Bitcoin exchange halts withdrawals after cyber-attack

BitStamp, one of the world’s largest and most commonly used Bitcoin exchanges has temporarily halted withdrawals after its exchange system came under attack.

The exchange firm, based in Slovenia, said criminals had used a vulnerability in the underlying Bitcoin software to perform the attacks. The Bitcoin Foundation, who maintain the code on which the software is based, have been trying to find a work around as well as fixes for the issue. They added that as this was a DDoS (distributed denial of service) attack no theft of Bitcoins had taken place, but that funds were “tied up” in the affected exchanges for now.

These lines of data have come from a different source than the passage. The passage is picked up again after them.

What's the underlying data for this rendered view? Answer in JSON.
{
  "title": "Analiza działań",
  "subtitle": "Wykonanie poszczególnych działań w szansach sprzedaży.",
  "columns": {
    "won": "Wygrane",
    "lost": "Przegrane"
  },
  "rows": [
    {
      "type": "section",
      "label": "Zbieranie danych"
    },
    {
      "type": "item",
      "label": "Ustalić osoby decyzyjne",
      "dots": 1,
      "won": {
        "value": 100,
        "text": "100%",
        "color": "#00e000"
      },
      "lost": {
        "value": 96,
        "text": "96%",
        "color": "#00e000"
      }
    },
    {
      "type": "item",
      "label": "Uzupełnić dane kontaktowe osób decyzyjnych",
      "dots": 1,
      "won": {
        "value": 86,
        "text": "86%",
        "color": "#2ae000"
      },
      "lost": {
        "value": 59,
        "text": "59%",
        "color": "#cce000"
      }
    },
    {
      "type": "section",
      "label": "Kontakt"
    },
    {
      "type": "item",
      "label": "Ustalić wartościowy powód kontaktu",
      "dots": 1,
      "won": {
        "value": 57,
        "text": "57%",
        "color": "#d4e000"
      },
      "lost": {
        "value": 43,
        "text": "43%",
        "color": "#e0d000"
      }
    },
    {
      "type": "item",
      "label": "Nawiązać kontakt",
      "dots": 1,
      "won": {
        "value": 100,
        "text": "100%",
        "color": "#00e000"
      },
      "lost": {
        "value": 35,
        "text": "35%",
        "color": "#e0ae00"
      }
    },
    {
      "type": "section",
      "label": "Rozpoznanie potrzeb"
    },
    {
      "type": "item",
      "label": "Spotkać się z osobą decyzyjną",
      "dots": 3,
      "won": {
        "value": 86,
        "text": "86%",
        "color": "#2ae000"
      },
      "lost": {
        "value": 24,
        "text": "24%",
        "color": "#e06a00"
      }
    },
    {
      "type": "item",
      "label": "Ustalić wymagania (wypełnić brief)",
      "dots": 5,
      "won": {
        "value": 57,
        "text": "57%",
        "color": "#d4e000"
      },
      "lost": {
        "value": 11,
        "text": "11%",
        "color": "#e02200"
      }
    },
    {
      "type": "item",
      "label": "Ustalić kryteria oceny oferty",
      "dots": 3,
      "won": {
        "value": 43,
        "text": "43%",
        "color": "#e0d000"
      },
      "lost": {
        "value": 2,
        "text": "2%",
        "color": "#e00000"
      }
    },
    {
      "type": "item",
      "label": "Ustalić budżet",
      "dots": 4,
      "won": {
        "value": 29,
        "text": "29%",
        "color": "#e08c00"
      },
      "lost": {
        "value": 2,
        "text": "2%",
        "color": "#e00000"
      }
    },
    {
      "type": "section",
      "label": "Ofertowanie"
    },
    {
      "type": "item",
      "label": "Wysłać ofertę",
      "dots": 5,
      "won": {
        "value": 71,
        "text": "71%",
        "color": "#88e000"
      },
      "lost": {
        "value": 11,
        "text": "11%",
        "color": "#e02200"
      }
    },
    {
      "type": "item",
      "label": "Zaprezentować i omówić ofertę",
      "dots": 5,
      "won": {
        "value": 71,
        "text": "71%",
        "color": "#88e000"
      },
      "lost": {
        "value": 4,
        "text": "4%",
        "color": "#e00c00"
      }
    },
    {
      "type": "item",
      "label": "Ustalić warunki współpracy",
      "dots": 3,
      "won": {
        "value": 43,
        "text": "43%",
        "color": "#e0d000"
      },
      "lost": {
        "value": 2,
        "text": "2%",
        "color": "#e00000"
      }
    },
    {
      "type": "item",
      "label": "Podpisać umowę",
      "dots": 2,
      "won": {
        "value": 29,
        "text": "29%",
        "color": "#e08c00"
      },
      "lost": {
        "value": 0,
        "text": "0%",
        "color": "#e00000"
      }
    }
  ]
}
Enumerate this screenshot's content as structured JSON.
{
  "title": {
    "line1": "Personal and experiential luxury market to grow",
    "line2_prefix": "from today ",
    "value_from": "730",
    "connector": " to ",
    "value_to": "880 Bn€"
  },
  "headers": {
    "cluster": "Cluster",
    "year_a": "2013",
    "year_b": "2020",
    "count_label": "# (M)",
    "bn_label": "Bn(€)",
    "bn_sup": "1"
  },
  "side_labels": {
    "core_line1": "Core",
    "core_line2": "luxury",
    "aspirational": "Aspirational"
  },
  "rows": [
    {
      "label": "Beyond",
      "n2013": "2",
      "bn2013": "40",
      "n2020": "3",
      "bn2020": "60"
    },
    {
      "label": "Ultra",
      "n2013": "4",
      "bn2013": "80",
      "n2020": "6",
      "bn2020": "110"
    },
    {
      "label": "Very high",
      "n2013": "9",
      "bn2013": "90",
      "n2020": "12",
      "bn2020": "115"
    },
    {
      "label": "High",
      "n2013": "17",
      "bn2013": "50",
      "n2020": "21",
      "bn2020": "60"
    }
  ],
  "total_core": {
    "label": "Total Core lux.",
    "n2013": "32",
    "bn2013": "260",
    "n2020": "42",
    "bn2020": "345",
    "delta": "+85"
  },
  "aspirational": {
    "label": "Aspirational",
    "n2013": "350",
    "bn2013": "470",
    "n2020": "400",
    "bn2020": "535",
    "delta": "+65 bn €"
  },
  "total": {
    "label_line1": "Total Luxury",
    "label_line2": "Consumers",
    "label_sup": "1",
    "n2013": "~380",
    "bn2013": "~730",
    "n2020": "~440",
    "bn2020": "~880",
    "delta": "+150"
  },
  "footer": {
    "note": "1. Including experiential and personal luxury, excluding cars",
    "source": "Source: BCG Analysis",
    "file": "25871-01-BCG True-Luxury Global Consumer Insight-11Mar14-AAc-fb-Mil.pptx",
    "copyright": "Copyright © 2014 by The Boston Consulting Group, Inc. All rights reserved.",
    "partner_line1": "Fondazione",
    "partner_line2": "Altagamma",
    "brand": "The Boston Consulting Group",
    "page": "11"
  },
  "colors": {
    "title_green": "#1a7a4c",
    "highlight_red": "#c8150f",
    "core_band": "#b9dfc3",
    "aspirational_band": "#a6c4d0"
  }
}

Bitstamp are now the second big Bitcoin exchange to come under DDoS attack in under a week, with Tokyo’s MtGox being the first last Friday.

A third exchange, BTC-e has also warned that transactions would be delayed due to another DDoS attack.

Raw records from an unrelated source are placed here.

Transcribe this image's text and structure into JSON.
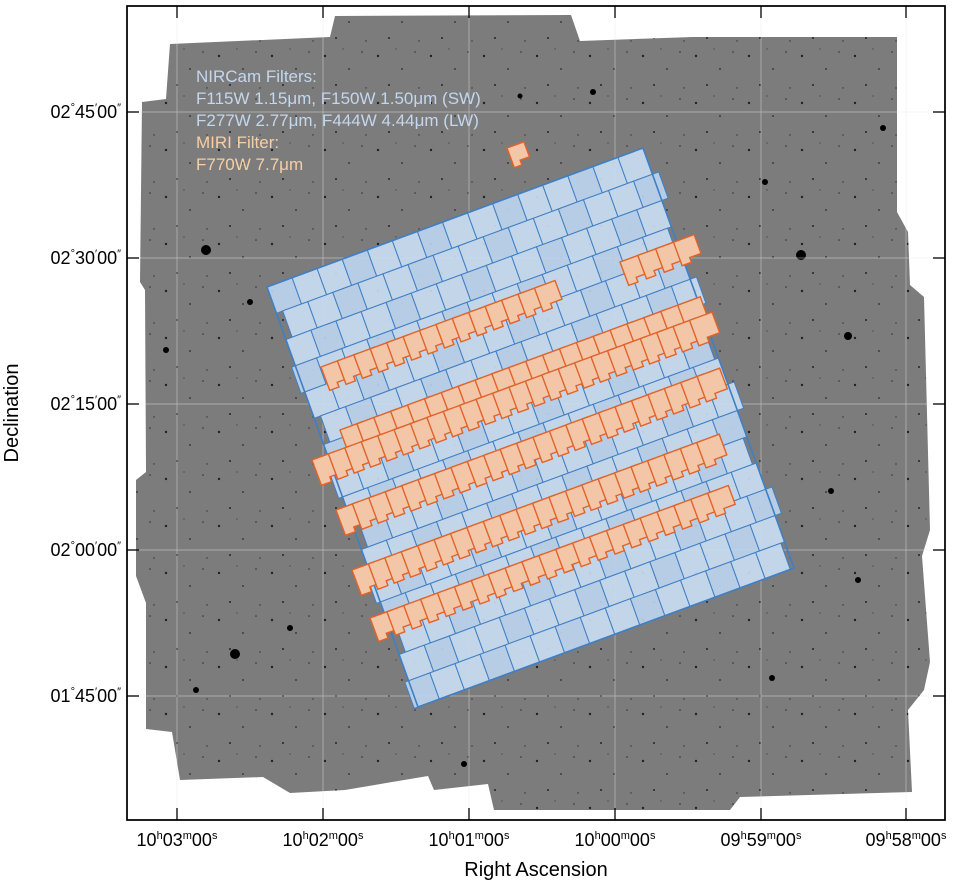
{
  "axes": {
    "xlabel": "Right Ascension",
    "ylabel": "Declination",
    "x_ticks": [
      {
        "h": "10",
        "m": "03",
        "s": "00"
      },
      {
        "h": "10",
        "m": "02",
        "s": "00"
      },
      {
        "h": "10",
        "m": "01",
        "s": "00"
      },
      {
        "h": "10",
        "m": "00",
        "s": "00"
      },
      {
        "h": "09",
        "m": "59",
        "s": "00"
      },
      {
        "h": "09",
        "m": "58",
        "s": "00"
      }
    ],
    "y_ticks": [
      {
        "d": "02",
        "m": "45",
        "s": "00"
      },
      {
        "d": "02",
        "m": "30",
        "s": "00"
      },
      {
        "d": "02",
        "m": "15",
        "s": "00"
      },
      {
        "d": "02",
        "m": "00",
        "s": "00"
      },
      {
        "d": "01",
        "m": "45",
        "s": "00"
      }
    ],
    "grid": true
  },
  "legend": {
    "nircam_title": "NIRCam Filters:",
    "nircam_sw": "F115W 1.15μm, F150W 1.50μm (SW)",
    "nircam_lw": "F277W 2.77μm, F444W 4.44μm (LW)",
    "miri_title": "MIRI Filter:",
    "miri_line": "F770W 7.7μm"
  },
  "colors": {
    "background_image": "#7c7c7c",
    "nircam_fill": "#c9dcf2",
    "nircam_edge": "#3f7fc4",
    "miri_fill": "#f3c6a8",
    "miri_edge": "#e0632a",
    "nircam_text": "#c3d7ee",
    "miri_text": "#f6cfa6"
  },
  "icons": {
    "background": "deep-sky-image-icon"
  }
}
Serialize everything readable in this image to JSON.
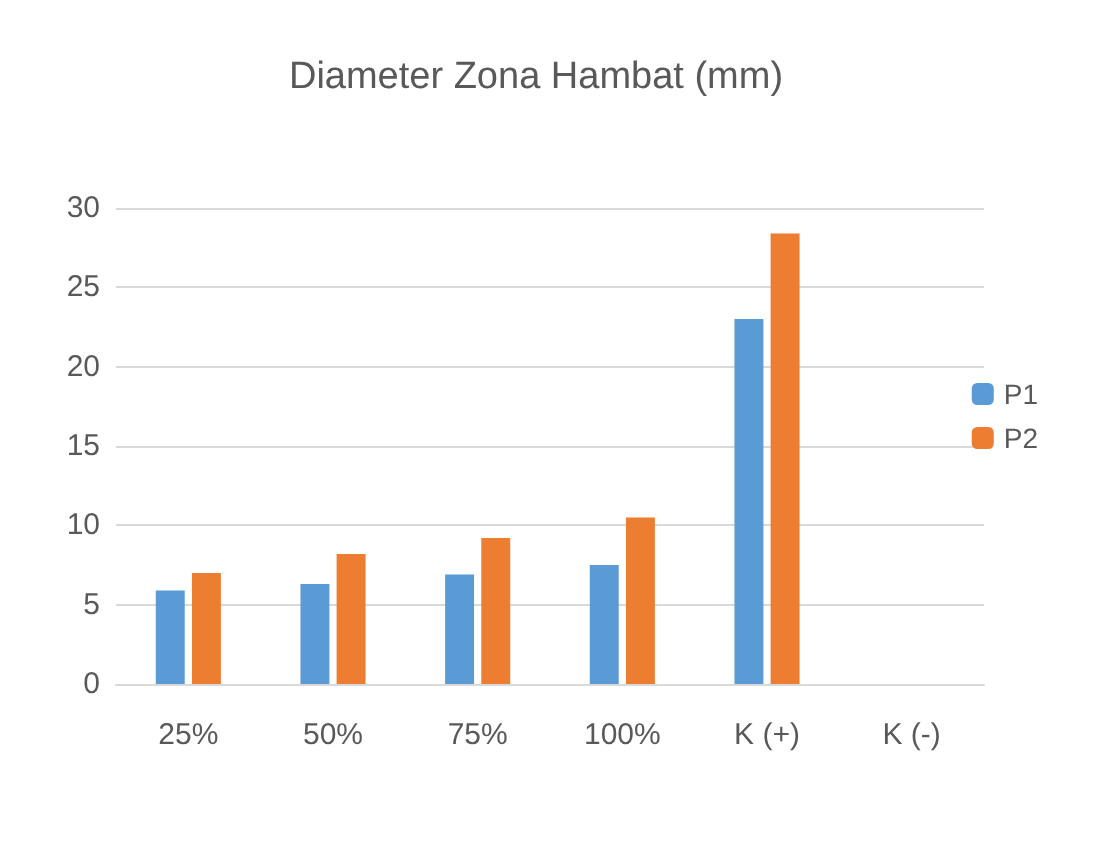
{
  "chart_data": {
    "type": "bar",
    "title": "Diameter Zona Hambat (mm)",
    "categories": [
      "25%",
      "50%",
      "75%",
      "100%",
      "K (+)",
      "K (-)"
    ],
    "series": [
      {
        "name": "P1",
        "color": "#5b9bd5",
        "values": [
          5.9,
          6.3,
          6.9,
          7.5,
          23.0,
          0
        ]
      },
      {
        "name": "P2",
        "color": "#ed7d31",
        "values": [
          7.0,
          8.2,
          9.2,
          10.5,
          28.4,
          0
        ]
      }
    ],
    "ylim": [
      0,
      30
    ],
    "yticks": [
      0,
      5,
      10,
      15,
      20,
      25,
      30
    ],
    "grid": "y",
    "legend": "right"
  }
}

The cause of the problem stems from a weakness in the Bitcoin code known as transaction malleability. This malleability allows somebody to alter the code of Bitcoin just before a particular transaction is logged. This in turn allows a withdrawal to be made multiple times without the “blockchain” (the database Bitcoin uses to record every transaction carried out) noticing, opening the door to theft of Bitcoins.

The actual DDoS attack, according to Gavin Andersen of the Bitcoin foundation, comes when an exchange firm’s systems can’t cope with vast amounts of these fraudulent transactions. Mr Andersen pointed towards the design of MtGox and Bitstamp’s systems not being up to scratch, adding that the transaction malleability issue had been known about since 2011.

Unfortunately, despite Bitcoin trying to distance themselves from the fallout of this issue, this is more unwanted publicity, after the arrests of Charlie Shrem and Robert Faiella, in the US. Shrem and Faiella worked together to exchange over $1 million in Bitcoins to users of the Silk Road. The Silk Road, which has been shut down since October 2013, was an illegal trading place of illicit materials, such as illegal drugs and weapons. Bitcoin was the only accepted currency on the Silk Road.

Stock prices of Bitcoin fell as a result of this news from $830 to $665, a drop of nearly 20%. Prices also fell after the arrests of Shrem and Faiella, so this latest hiccup is something that Bitcoin could have done without. However, that does not stop the meteoric rise of virtual currencies, in particular Bitcoin, over the last 12 months or so. Less than two years ago, in July 2012, Bitcoin’s value was at just $9, which itself was a revelation at the time.

On this basis, it would be a safe assumption that Bitcoin might not be too worried about this latest incident.